-Oğlum bak ben milletvekiliyim çok iyilik yaptım, (az buçuk) çaldım çırptım ama binlerce kişiyi de devlete yerleştirdim kimini amir, kimini memur yaptım!
-Benim gibi iyilik yapan milletvekili, doğal olarak ölünce nereye gider? -Tabi ki cennete(!)
-Sende benim gibi milletvekili ol, cennete gel, orada buluşuruz der.
Çocuk, bakar ki sonunda cennete gitmek var, karar verir ve milletvekili olur.
Aradan zaman geçer vekil baba ölür.
Hak vaki olup zamanı gelince çocukta ölür ve öbür dünyada, girişte meleklere:
-Benim milletvekili babam var, burada cennette, onu bulun, birlikte olmak istiyorum der.
Melekler, cenneti ararlar tararlar, milletvekili yoktur. Söylerler çocuğa. Çocuk kızar:
-Ne yaptınız babama, onun cennette olması gerekirdi, acele bulun babamı diyerek bağırır çağırır.
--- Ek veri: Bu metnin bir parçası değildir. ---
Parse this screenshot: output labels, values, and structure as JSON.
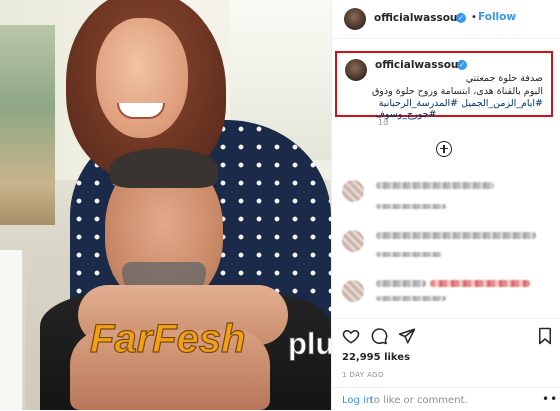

Melekler, çok aradıklarını ancak cennette olmadığını, isterse bir de cehenneme bakabileceklerini söylerler.
Çocuk sinirlenir:
-Cennette olması gerekirken, nasıl olurda cehenneme atarsınız diye feryat figan cehenneme bakarlar…
Ne yazık ki; Sayın Milletvekili orda da yoktur.
Çocuk iyice asabileşir…
-Cennette olması gerekirken, cehennemde bile yok! Babamı bulun diye tutturur!
Melekler, derler ki:
-Geldiyse mutlaka buradadır.
-Hadi bi de çok günahkârları koyduğumuz, cehennemin bir alt kademesi var istersen oraya da bakıverelim…
Çocuk kızgın ve şaşkın, ama çaresiz:
-Hadi bakalım der.
Giderler ki, babası boğazına kadar lağım çukurunun içinde ve kahkaha atıyor.
Oğul şokta ve şaşkın:
-Baba senin cennette olman gerekirken, cehennemin en kötü yerindesin, bu da yetmezmiş gibi bide kahkaha atıyorsun!
BABA MİLLETVEKİLİ: NE YAPAYIM OĞLUM, BİZİM BAŞBAKANIN OMUZUNDAYIM ALTTAN AYAĞIMI GIDIKLIYOR NAMUSSUZ!